SpikeNAS: A Fast Memory-Aware Neural Architecture Search Framework for Spiking Neural Network-based Embedded AI Systems
This work addresses the need for low-power, memory-efficient SNN architectures in embedded systems, such as autonomous agents, by providing a faster search method, though it is incremental in improving existing NAS approaches for SNNs.
The authors tackled the problem of designing efficient Spiking Neural Network (SNN) architectures for memory-constrained embedded AI systems by proposing SpikeNAS, a fast memory-aware neural architecture search framework, which achieved up to 117x faster search times while maintaining high accuracy on benchmarks like CIFAR10 and CIFAR100.
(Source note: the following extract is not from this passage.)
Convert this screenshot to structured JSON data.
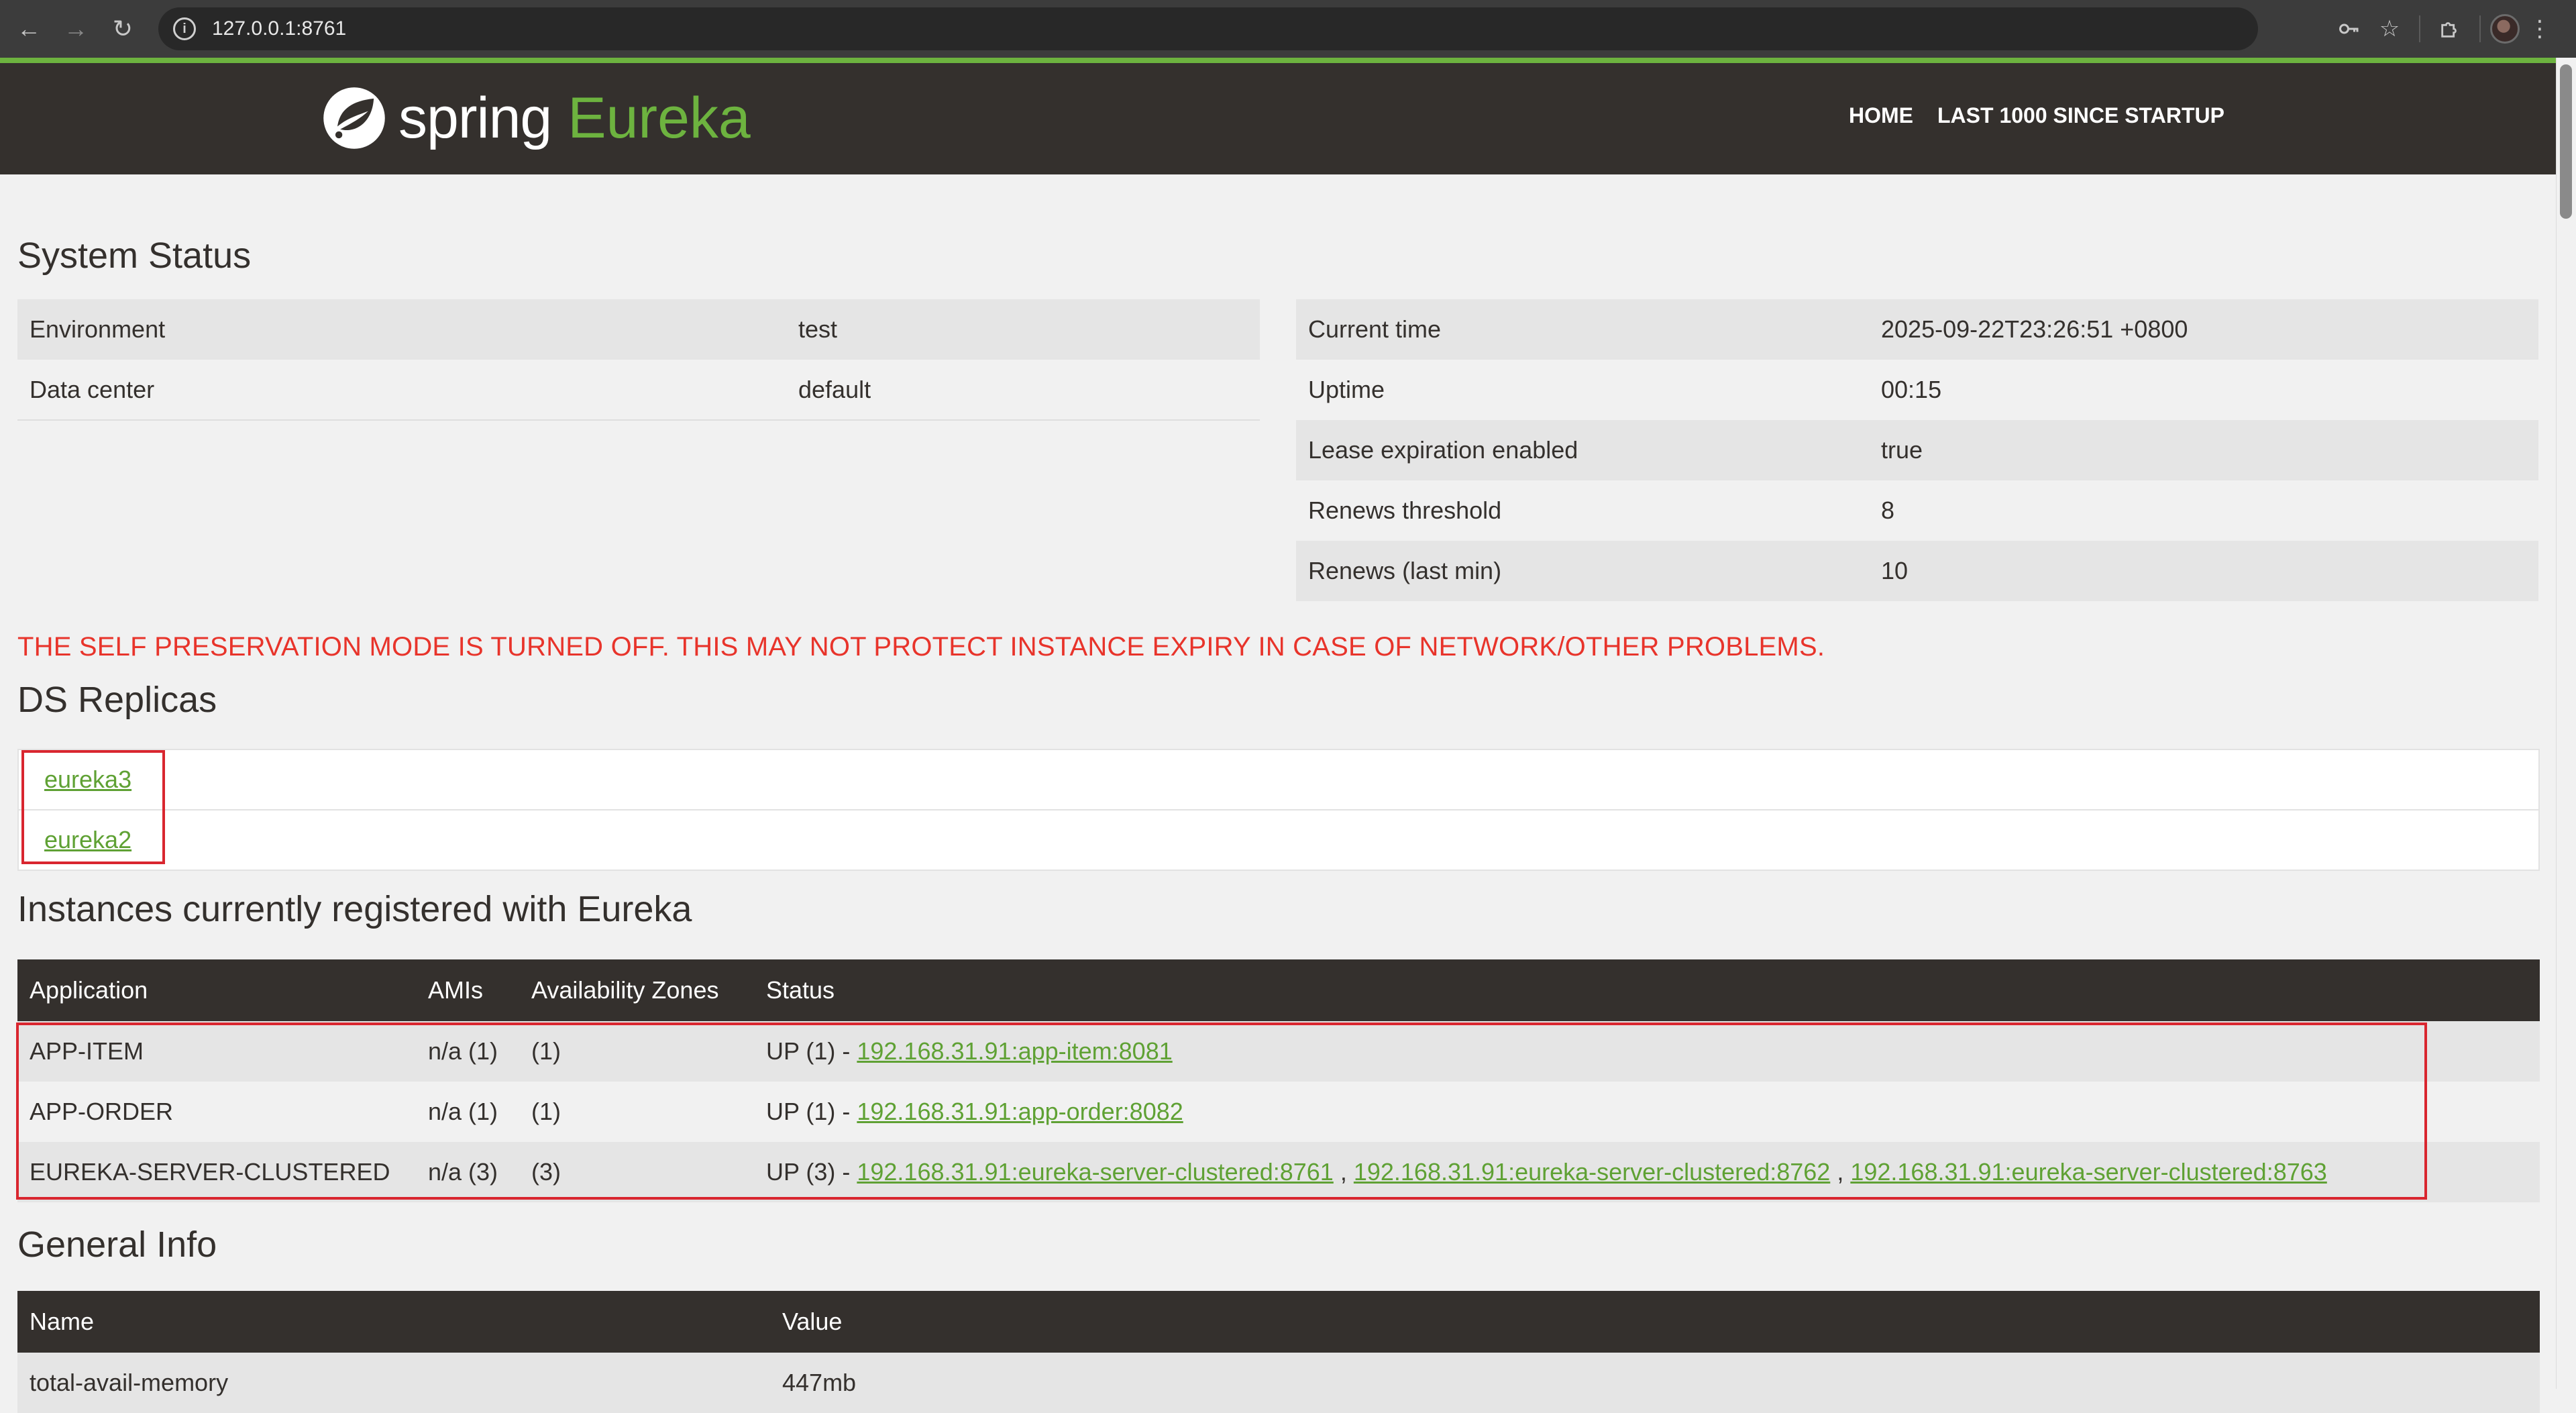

Embedded AI systems are expected to incur low power/energy consumption for solving machine learning tasks, as these systems are usually power constrained (e.g., object recognition task in autonomous mobile agents with portable batteries). These requirements can be fulfilled by Spiking Neural Networks (SNNs), since their bio-inspired spike-based operations offer high accuracy and ultra low-power/energy computation. Currently, most of SNN architectures are derived from Artificial Neural Networks whose neurons' architectures and operations are different from SNNs, and/or developed without considering memory budgets from the underlying processing hardware of embedded platforms. These limitations hinder SNNs from reaching their full potential in accuracy and efficiency. Toward this, we propose SpikeNAS, a novel fast memory-aware neural architecture search (NAS) framework for SNNs that quickly finds an appropriate SNN architecture with high accuracy under the given memory budgets from targeted embedded systems. To do this, our SpikeNAS employs several key steps: analyzing the impacts of network operations on the accuracy, enhancing the network architecture to improve the learning quality, developing a fast memory-aware search algorithm, and performing quantization. The experimental results show that our SpikeNAS improves the searching time and maintains high accuracy compared to state-of-the-art while meeting the given memory budgets (e.g., 29x, 117x, and 3.7x faster search for CIFAR10, CIFAR100, and TinyImageNet200 respectively, using an Nvidia RTX A6000 GPU machine), thereby quickly providing the appropriate SNN architecture for the memory-constrained embedded AI systems.